Моабитские хроники | страница 9



И на этом фоне его самая известная серия с бомжами кажется как раз дополнением, частным изводом все той же темы. (Наша заброшенность в людское сочувствие, меры которого мы сами не знаем. Неуверенны и готовы отказаться от него в любой момент. Сочувствие, злорадно и весело проваливающееся в самого себя).

12.03

Рисую тетю, глядящую на огромный кошелек - попытка развить серию «Стихотворения для греческого театра». Подсветляю «кошелек» белилами поверх полусухой охры. Как это прекрасно - просто мазки белилами поверх охры. Живопись, как разговор, она есть всегда, вне актуальности и новизны. Просто как язык, слова. В отличие от «современного искусства», которое избрало самого себя референтом, и быстро вышло к собственной границе, лишенное внутренней жизни и вынужденное теперь опираться только на «новизну» самого происходящего «в мире».

14.03

«Челси» на классе, на мужестве, на сердцах Тьерри, Дрогба, Лэмпарда обыграл «Наполи». Дрогба великолепен - он забивает, он пасует, он оттягивает на себя защиту.
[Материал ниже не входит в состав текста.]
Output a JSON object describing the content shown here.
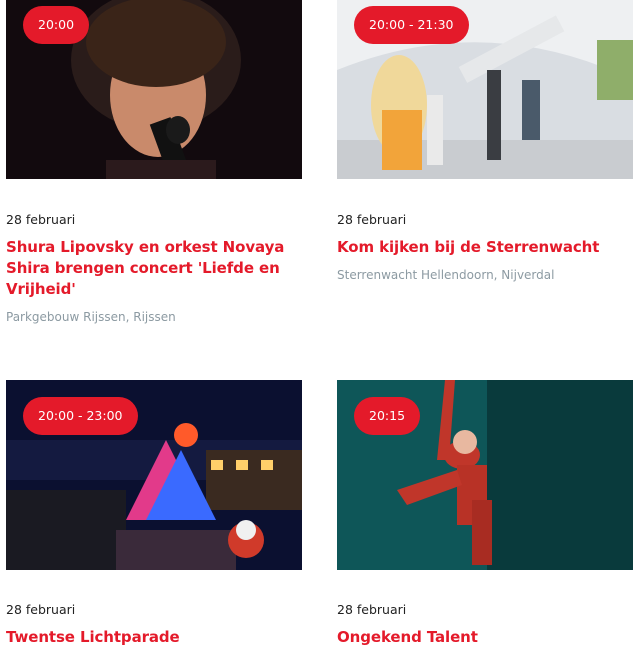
{
  "events": [
    {
      "time": "20:00",
      "date": "28 februari",
      "title": "Shura Lipovsky en orkest Novaya Shira brengen concert 'Liefde en Vrijheid'",
      "location": "Parkgebouw Rijssen, Rijssen"
    },
    {
      "time": "20:00 - 21:30",
      "date": "28 februari",
      "title": "Kom kijken bij de Sterrenwacht",
      "location": "Sterrenwacht Hellendoorn, Nijverdal"
    },
    {
      "time": "20:00 - 23:00",
      "date": "28 februari",
      "title": "Twentse Lichtparade",
      "location": ""
    },
    {
      "time": "20:15",
      "date": "28 februari",
      "title": "Ongekend Talent",
      "location": ""
    }
  ],
  "colors": {
    "accent": "#e41a2a",
    "location_text": "#8c9aa2"
  }
}
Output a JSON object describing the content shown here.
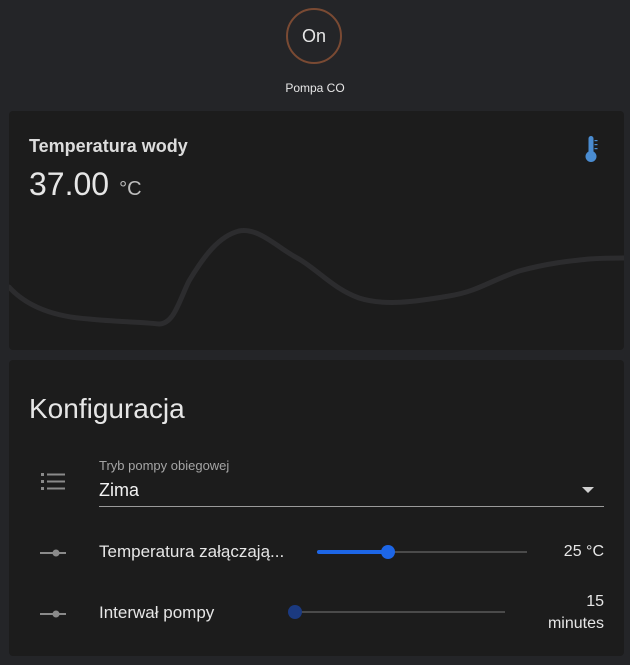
{
  "header": {
    "toggle_label": "On",
    "toggle_name": "Pompa CO"
  },
  "temperature_card": {
    "title": "Temperatura wody",
    "value": "37.00",
    "unit": "°C",
    "icon": "thermometer-icon",
    "accent_color": "#4a8cd1"
  },
  "config": {
    "title": "Konfiguracja",
    "mode_select": {
      "icon": "list-icon",
      "label": "Tryb pompy obiegowej",
      "value": "Zima"
    },
    "sliders": [
      {
        "icon": "slider-icon",
        "label": "Temperatura załączają...",
        "value_text": "25 °C",
        "fraction": 0.34
      },
      {
        "icon": "slider-icon",
        "label": "Interwał pompy",
        "value_number": "15",
        "value_unit": "minutes",
        "fraction": 0.0
      }
    ],
    "accent_color": "#1d66e6"
  }
}
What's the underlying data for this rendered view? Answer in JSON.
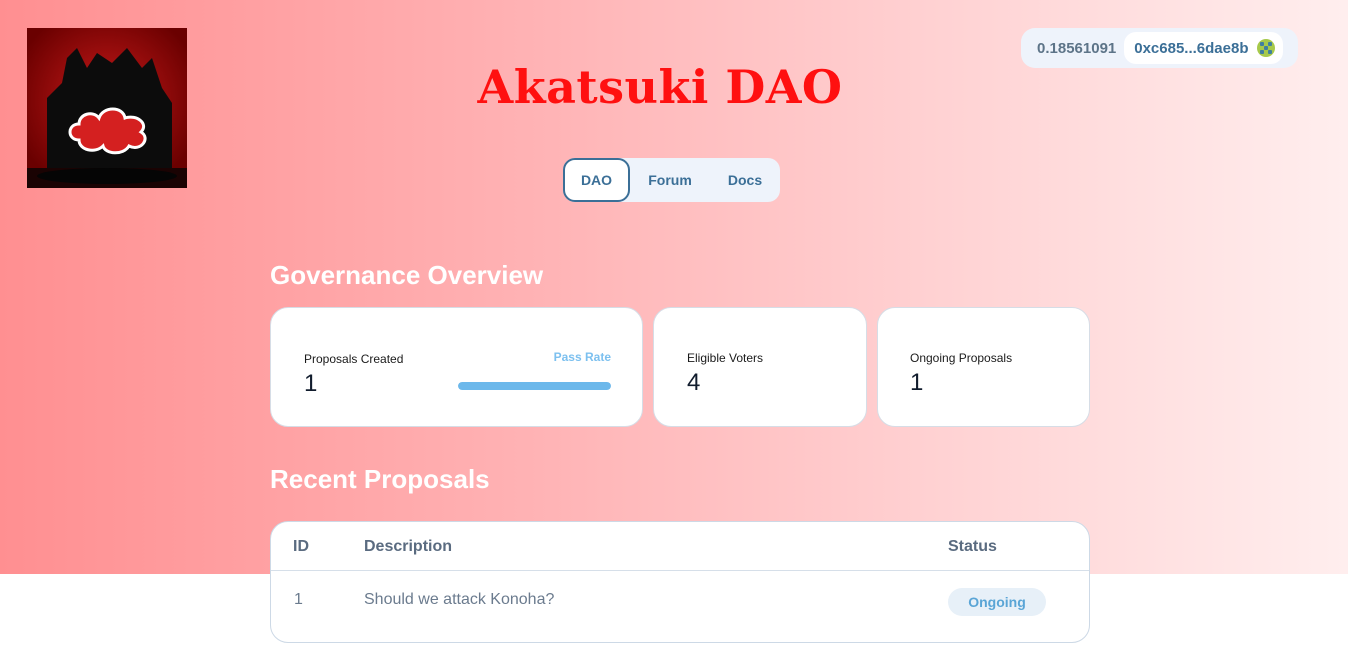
{
  "header": {
    "title": "Akatsuki DAO",
    "logo_icon": "akatsuki-cloud-logo"
  },
  "wallet": {
    "balance": "0.18561091",
    "address": "0xc685...6dae8b",
    "avatar_icon": "identicon-avatar"
  },
  "nav": {
    "tabs": [
      {
        "label": "DAO",
        "active": true
      },
      {
        "label": "Forum",
        "active": false
      },
      {
        "label": "Docs",
        "active": false
      }
    ]
  },
  "overview": {
    "title": "Governance Overview",
    "proposals_created_label": "Proposals Created",
    "proposals_created_value": "1",
    "pass_rate_label": "Pass Rate",
    "pass_rate_fraction": 1.0,
    "eligible_voters_label": "Eligible Voters",
    "eligible_voters_value": "4",
    "ongoing_label": "Ongoing Proposals",
    "ongoing_value": "1"
  },
  "proposals": {
    "title": "Recent Proposals",
    "columns": [
      "ID",
      "Description",
      "Status"
    ],
    "rows": [
      {
        "id": "1",
        "description": "Should we attack Konoha?",
        "status": "Ongoing"
      }
    ]
  },
  "colors": {
    "title_red": "#ff1010",
    "accent_blue": "#3b6f97",
    "pass_bar": "#6cb8eb"
  }
}
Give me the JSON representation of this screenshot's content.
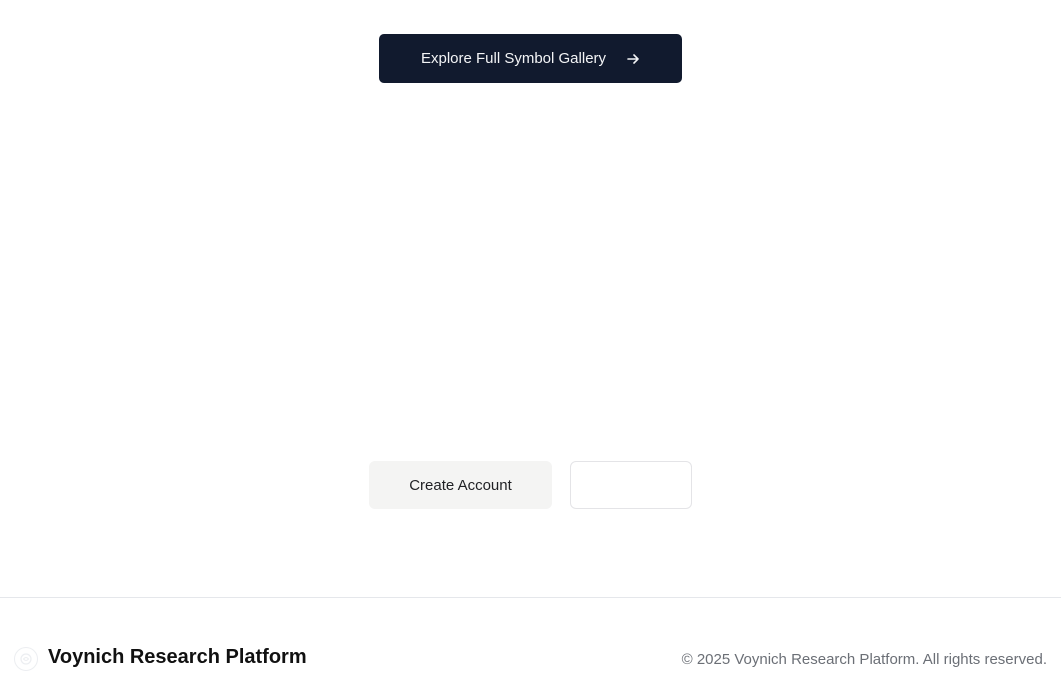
{
  "gallery": {
    "label": "Explore Full Symbol Gallery",
    "icon": "arrow-right-icon"
  },
  "actions": {
    "create_account_label": "Create Account",
    "secondary_label": ""
  },
  "footer": {
    "logo_icon": "voynich-logo-icon",
    "brand": "Voynich Research Platform",
    "copyright": "© 2025 Voynich Research Platform. All rights reserved."
  },
  "colors": {
    "primary_button": "#111a2e",
    "secondary_button": "#f4f4f3",
    "border": "#e5e7eb",
    "muted_text": "#6b6f76"
  }
}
Как черный промельк самой неотвратимости.

15.03

Мне снилось, будто Даша пишет обо мне что-то вроде: «Юра Лейдерман, веселящийся, похохатывающий от ощущения полноты и радости жизни».

16.03

МЫ ВСЕ УЖЕ ДОСТАТОЧНО ПРЕДАЛИ РОБЕРТА ПЛАНТА. НУ ЧТО, БУДЕМ ПРЕДАВАТЬ ДАЛЬШЕ?

Я представил холст, на котором просто написана эта фраза, и редкие цветастые завитки, отходящие от нее.

02.04

Решил закончить портрет Саддама Хуссейна. Пришла в голову идея портрета С. Ануфриева. Разыскал негатив той фотографии, что мне очень нравилась - Сережа приболевший, температуривший, такой необычно тихий, в квартирке над галереей Крингса-Эрнста (Кельн, 1989).

07.04

Читал Розанова, «Уединенное» и «Опавшие листья» - Герман Титов как-то туманно сопоставил их с моим «Лесом в лесу». Но у Розанова крик изнутри, мерцающие корпускулы возгласов: «это же не ветер шумит, это я, я тепленький, о Господи!». А у меня безразличие - ну, я тепленький, ветер тепленький, без разницы. Уитмен. «Уитмен мой стоит нахмурясь, и здесь он Брежневу сродни. Хотя в пассажах вроде «Былау меня рыжеволосая бабушка Рая...» Розанов и Уитмен сходятся. На ветру лишенном/ не лишенном судьбы, на толстатеньком, милом, бровастом Брежневе.

(Была у меня такая бабушка Рая - ничего особенного я про нее сказать не могу. Простая еврейская женщина -война, мытарства, ранняя смерть мужа, куча детей. Разве что были у нее рыжие, не очень типичные для евреев волосы. Ну и вот, если представить себе эту полуграмотную бабу Раю участником, постоянным участником всех драматических событий: падения Илиона, крестовых походов, любви Софонисбы и Фисбы, если всюду изображать там, внедрять мою рыжеволосую бабу Раю. Ты идешь среди исторических событий, ты разглядываешь картину, пейзаж, и видишь в них все время какие-то хомутики, омуты, лужи, где раз за разом отражаются рыжие промельки. Резкая скоропись рыжей воды. Ее сосны).